We just got home from seeing James Cameron's Avatar movie with a "freshness" rating from Rotten Tomatoes of 82% (meaning most of the reviewers liked it). (The link takes you to all the reviews at the site.)
Briefly stated, I loved it. The 3-D is so much better than any I've ever seen before, and I soon forgot I was watching anything other than real life. Of course, the world of Pandora, a planet far, far away in Alpha Centauri, is so beautiful and exquisite that anybody would love to be there rather than here.

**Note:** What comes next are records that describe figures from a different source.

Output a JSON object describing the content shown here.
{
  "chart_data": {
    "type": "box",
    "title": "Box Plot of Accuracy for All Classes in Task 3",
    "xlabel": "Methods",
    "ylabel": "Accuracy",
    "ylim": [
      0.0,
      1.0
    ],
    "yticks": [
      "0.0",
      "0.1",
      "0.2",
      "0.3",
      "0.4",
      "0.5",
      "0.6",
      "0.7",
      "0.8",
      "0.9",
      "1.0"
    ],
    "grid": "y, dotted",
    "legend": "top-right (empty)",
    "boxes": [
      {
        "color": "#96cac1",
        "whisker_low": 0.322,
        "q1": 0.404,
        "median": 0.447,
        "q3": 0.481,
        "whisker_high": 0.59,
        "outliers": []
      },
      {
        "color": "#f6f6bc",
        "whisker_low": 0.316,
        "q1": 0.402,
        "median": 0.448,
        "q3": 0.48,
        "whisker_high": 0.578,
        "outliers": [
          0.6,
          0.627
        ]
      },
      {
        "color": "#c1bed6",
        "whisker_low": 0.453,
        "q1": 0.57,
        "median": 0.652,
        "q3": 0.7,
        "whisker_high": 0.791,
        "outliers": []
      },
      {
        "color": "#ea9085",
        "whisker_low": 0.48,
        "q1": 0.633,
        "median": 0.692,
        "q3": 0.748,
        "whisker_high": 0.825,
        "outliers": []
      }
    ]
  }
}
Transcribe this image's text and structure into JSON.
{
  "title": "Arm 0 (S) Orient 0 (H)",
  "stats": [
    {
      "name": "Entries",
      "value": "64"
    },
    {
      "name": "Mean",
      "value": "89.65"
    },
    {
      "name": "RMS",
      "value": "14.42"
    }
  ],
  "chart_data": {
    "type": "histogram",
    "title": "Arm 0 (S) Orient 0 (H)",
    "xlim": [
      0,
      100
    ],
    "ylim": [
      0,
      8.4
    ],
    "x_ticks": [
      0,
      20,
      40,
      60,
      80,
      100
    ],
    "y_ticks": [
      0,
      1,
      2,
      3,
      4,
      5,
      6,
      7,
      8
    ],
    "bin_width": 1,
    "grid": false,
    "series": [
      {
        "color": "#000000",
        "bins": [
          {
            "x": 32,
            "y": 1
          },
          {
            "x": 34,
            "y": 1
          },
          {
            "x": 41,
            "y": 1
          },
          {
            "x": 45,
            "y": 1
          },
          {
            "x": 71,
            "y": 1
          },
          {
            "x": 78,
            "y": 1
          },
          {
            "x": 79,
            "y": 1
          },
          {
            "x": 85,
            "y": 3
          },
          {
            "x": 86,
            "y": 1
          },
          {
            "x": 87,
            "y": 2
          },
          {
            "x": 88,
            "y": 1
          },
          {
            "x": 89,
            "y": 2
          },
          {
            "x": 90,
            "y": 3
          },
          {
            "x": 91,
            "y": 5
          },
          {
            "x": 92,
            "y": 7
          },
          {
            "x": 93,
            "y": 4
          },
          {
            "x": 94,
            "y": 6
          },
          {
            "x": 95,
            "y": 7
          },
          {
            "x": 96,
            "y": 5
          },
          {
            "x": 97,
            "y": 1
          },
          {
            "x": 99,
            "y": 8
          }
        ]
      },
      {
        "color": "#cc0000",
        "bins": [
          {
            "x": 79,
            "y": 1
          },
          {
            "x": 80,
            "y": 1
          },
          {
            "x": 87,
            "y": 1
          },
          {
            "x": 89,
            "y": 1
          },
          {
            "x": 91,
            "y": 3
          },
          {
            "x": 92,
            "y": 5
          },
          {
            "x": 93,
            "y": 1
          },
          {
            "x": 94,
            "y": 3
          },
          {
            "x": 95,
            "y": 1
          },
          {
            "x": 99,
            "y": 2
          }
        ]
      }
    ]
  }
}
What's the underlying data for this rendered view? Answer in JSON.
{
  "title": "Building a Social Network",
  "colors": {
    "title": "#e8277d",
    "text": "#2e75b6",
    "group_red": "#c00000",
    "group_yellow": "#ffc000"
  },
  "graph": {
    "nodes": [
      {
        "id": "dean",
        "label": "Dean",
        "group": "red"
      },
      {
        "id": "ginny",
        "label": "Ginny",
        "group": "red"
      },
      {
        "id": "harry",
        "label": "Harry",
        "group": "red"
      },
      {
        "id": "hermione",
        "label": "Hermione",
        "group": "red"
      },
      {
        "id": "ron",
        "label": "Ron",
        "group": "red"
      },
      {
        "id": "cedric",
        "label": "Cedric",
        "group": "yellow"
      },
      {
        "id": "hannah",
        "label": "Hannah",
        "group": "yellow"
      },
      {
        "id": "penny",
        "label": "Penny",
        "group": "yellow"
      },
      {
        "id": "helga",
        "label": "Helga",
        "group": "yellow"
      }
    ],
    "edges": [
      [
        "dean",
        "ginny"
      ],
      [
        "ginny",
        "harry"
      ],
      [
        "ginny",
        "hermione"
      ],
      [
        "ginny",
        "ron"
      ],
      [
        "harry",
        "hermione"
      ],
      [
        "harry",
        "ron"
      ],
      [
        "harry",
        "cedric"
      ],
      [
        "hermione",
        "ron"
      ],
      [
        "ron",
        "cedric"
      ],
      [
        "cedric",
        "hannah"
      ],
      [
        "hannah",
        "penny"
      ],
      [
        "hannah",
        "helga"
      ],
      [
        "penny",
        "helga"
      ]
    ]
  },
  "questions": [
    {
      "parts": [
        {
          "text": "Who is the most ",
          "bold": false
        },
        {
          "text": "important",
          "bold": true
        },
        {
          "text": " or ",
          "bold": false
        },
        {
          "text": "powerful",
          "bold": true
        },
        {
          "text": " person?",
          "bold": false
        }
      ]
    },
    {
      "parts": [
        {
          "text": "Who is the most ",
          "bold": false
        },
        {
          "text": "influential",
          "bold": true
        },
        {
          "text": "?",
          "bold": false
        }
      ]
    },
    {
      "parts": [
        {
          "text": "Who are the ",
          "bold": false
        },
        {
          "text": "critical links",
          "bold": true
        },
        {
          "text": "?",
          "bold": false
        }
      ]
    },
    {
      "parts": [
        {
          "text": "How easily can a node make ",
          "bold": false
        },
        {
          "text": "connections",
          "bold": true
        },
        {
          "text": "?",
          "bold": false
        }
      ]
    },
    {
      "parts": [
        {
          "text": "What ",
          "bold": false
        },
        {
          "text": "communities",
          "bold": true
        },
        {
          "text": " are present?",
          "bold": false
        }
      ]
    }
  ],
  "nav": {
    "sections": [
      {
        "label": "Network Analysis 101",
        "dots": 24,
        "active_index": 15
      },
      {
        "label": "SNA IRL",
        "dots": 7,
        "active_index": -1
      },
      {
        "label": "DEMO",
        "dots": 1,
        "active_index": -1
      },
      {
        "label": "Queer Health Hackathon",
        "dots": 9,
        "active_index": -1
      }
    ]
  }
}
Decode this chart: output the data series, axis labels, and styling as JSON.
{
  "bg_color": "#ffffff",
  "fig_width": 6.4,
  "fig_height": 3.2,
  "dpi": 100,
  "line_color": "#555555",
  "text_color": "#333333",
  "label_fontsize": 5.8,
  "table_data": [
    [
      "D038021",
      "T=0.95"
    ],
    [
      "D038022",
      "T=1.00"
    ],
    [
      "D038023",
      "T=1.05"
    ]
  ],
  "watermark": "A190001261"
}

My favorite review of the movie comes from the New York Times, Manolha Dargis, because the reviewer agrees with me that we were both transported into a new world that really seems to exist, if only on the screen. There are all the parts of a hero's journey that Joseph Campbell spoke of, along with a love story between species, and a world that can exist in peace and harmony with all its inhabitants, if you have the right mindset. The hero, Jake Sully, is a marine who has become a paraplegic and is set free when he inhabits his "avatar" body which looks like the natives who live on Pandora. Dargis echoes my sentiments here:
If the story of a paradise found and potentially lost feels resonant, it’s because “Avatar” is as much about our Earth as the universe that Mr. Cameron has invented. But the movie’s truer meaning is in the audacity of its filmmaking. Few films return us to the lost world of our first cinematic experiences, to that magical moment when movies really were bigger than life, if only because we were children. . . What’s often missing is awe, something Mr. Cameron has, after an absence from Hollywood, returned to the screen with a vengeance. He hasn’t changed cinema, but with blue people and pink blooms he has confirmed its wonder.I think the movie would be good even in 2-D, but I absolutely loved it, and now I'm thinking about going to see it again before it leaves the area. Now that I know the ending, I think I can relax a little bit more into the story line.